Issue 10

Materialising Dematerialisation

Photos by Reisinger Studio Words by Tanja Pabelick
Hortensia—People wanted to order Reisinger’s Hortensia chair before it even existed. They fell in love on Instagram and got in touch. In a cooperation with Júlia Esqué, Reisinger developed a prototype—despite the prognosis of many that the complex rendering couldn’t be transformed into a physical object. Since spring 2021 Hortensia has been part of the portfolio of Moooi, a dutch furniture brand.

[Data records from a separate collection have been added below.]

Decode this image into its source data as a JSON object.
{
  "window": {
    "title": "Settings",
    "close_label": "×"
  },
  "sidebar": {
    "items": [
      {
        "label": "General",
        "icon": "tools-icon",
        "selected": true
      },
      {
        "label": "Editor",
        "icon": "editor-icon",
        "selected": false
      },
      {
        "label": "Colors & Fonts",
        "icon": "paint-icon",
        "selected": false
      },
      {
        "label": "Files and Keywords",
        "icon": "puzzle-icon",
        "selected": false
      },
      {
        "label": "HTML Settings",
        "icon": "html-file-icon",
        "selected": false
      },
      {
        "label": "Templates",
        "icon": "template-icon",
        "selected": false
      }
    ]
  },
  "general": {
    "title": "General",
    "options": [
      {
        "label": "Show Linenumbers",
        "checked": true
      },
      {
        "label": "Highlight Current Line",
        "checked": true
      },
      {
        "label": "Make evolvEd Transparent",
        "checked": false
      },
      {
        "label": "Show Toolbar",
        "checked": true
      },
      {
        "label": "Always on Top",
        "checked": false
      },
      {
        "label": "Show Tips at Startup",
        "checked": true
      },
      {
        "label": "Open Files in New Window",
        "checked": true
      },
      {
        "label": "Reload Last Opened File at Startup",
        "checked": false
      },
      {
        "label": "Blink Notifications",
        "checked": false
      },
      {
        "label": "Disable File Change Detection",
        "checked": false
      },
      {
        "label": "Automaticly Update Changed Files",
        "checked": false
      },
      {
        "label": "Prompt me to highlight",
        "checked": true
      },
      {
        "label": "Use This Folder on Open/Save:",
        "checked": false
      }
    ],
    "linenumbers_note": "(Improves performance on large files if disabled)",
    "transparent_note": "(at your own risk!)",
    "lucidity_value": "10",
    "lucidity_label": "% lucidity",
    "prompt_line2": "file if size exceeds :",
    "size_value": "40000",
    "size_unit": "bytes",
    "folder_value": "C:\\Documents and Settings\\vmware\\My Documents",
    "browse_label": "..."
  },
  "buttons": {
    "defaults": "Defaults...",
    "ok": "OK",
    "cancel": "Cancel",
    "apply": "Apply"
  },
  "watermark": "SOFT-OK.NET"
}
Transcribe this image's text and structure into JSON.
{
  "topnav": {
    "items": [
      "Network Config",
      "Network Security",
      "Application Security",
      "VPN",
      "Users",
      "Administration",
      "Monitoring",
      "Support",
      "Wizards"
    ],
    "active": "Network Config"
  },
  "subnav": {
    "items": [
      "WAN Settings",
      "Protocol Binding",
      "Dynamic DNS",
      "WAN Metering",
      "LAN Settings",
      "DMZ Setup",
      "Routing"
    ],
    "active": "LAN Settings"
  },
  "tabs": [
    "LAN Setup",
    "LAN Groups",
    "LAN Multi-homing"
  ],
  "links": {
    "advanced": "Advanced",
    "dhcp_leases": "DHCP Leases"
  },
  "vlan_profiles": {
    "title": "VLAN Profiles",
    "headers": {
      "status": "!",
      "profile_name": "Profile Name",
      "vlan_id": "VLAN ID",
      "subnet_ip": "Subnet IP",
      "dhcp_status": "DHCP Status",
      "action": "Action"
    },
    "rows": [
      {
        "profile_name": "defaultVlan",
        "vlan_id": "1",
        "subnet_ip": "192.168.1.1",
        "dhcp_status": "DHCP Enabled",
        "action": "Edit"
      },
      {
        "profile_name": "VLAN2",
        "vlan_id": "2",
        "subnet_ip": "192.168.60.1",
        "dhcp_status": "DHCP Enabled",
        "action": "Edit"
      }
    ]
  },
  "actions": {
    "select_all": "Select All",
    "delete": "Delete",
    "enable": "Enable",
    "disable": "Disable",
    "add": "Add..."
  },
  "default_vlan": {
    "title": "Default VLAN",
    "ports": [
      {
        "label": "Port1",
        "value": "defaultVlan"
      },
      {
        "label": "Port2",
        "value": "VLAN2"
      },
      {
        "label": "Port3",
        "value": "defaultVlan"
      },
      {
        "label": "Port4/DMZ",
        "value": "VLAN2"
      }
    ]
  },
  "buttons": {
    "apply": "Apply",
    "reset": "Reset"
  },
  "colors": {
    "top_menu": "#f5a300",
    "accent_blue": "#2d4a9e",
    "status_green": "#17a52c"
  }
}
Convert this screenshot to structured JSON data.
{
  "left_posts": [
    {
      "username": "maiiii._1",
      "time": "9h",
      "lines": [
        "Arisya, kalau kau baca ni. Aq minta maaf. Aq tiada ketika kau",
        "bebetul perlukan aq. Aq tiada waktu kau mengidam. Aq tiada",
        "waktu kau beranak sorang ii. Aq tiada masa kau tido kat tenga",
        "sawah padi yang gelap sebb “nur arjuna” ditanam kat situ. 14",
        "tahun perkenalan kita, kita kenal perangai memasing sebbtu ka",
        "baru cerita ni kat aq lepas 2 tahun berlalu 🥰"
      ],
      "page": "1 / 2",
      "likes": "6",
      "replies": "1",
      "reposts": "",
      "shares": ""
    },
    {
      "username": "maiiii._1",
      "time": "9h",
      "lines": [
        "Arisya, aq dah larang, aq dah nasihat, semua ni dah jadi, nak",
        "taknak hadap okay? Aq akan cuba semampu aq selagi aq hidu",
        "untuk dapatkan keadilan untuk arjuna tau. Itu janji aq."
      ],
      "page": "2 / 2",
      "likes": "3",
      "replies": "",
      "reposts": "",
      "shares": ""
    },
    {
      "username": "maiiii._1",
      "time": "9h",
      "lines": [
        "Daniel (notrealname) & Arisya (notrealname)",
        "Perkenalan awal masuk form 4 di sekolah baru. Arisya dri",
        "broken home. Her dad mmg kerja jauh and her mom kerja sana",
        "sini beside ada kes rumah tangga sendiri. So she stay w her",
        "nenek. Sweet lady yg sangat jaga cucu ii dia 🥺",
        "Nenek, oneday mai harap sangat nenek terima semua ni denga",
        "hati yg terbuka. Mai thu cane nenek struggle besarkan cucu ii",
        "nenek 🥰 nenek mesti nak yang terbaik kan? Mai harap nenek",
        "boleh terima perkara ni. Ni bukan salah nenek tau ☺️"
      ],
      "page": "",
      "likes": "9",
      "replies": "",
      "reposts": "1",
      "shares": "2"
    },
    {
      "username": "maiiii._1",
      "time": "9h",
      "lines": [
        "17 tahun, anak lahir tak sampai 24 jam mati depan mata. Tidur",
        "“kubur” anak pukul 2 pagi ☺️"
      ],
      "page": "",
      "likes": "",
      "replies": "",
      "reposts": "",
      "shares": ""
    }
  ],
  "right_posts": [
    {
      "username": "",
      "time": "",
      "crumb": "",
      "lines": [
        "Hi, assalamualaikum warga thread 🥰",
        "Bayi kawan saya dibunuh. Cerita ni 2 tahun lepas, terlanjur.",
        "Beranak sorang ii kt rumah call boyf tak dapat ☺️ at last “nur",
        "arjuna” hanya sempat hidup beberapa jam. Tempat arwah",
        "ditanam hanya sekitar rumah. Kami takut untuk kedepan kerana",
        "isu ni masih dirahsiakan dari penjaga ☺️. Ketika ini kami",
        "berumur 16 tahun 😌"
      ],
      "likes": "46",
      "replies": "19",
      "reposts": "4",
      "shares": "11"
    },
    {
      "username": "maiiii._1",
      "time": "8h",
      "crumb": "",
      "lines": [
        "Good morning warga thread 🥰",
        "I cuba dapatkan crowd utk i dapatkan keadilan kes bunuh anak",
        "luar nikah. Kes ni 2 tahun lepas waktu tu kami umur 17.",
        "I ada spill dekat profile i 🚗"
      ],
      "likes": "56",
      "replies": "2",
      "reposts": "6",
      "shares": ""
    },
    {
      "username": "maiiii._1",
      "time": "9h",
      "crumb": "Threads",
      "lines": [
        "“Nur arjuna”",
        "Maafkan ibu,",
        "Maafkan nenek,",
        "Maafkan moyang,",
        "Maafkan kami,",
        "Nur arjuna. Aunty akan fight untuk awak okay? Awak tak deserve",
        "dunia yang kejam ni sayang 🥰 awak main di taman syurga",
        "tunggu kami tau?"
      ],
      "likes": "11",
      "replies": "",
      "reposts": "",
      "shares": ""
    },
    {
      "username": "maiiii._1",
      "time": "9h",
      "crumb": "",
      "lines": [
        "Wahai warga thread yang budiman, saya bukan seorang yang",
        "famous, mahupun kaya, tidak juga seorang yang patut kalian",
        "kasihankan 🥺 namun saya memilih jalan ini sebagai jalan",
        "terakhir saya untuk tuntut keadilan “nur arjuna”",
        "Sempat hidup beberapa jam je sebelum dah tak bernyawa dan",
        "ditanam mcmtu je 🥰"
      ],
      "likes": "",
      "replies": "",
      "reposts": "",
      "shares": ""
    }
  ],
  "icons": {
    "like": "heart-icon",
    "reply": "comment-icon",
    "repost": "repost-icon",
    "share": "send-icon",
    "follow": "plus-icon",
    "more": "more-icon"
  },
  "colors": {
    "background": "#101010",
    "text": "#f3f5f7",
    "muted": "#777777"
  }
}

In mid-February, designer and Barcelona resident Andrés Reisinger fired off a mail to his community: This year will start with one of the most important exhibitions of my life—perhaps even the most important.” He was right. It could be added that Reisinger’s exhibition is also a harbinger of change that will sweep through all our lives. Throughout the history of humanity to this point, the world had had clear boundaries that were governed by gravity, time, and the physical presence and materiality of the objects around us. Over the past decades, however, a second, virtual world has unfolded with no boundaries or borders, no laws of nature; we ourselves are its makers and its custodians.

Plastic Rain—Reisinger’s virtual worlds combine interiors shaped by humans with hints of nature. Clouds are reflected in semi-spherical mirrors—even though the sky is not visible in the enclosed space.